Begitu Bella pergi, sorot mata Aditya kembali memancarkan aura dingin.
"Ella, aku hanya berjanji padamu untuk tidak memukul siapa pun. Aku tidak mengatakan bahwa aku tidak akan membiarkan orang lain melakukannya!" kata Aditya.
Setelah itu, dia pun mengendarai sepeda Bella dan pergi.
Segera setelah Aditya pergi, Raka memegang sebuah koper dan tiba di kantor manajer umum Perusahaan Ayundhiya.
"Kau siapa? Ada yang bisa kubantu?" tanya Affan sambil berdiri setelah melihat Raka tiba-tiba menerobos masuk ke dalam kantornya.
Affan terlihat cemas karena dia terpaksa harus menangani pekerjaan di perusahaan bahkan di akhir pekan karena perusahaan-perusahaan yang bekerja sama dengan Perusahaan Ayundhiya telah membatalkan kerja sama mereka pada hari itu.
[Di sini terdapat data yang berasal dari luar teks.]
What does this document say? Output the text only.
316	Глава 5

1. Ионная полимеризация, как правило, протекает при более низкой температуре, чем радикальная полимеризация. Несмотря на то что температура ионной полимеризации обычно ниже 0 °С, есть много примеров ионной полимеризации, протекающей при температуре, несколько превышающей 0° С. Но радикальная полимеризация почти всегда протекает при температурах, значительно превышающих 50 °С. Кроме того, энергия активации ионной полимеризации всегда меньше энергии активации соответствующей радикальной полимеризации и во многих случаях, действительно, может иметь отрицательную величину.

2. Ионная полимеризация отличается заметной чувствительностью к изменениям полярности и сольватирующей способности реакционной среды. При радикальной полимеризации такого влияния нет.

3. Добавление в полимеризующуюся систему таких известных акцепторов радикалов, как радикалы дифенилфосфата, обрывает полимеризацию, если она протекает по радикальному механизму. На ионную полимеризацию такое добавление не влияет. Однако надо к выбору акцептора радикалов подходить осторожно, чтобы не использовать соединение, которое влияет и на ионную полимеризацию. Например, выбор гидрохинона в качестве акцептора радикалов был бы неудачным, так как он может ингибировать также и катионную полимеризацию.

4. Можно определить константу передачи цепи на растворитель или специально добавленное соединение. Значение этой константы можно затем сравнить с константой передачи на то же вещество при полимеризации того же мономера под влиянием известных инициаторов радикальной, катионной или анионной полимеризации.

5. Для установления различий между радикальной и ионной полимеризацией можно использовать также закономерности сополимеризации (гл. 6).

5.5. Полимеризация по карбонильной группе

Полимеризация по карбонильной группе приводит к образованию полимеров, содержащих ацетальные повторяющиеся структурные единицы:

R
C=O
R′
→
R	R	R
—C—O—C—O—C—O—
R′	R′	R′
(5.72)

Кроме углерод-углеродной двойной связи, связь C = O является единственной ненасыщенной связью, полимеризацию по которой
"Bosku menawarkan 150 miliar untuk membeli Perusahaan Ayundhiya! Ini adalah perjanjian pengalihannya. Tandatangani," kata Raka dengan nada memerintah.
"Apa? Perusahaan unicorn milikku diperkirakan bernilai lebih dari 15 triliun, dan kau ingin membelinya hanya dengan 150 miliar. Kenapa kau tidak pergi merampok saja? Ditambah lagi, aku sama sekali tidak akan menjual perusahaan ini, berapa pun harganya!" gertak Affan.
Affan menatap Raka seolah-olah sedang melihat seekor monyet.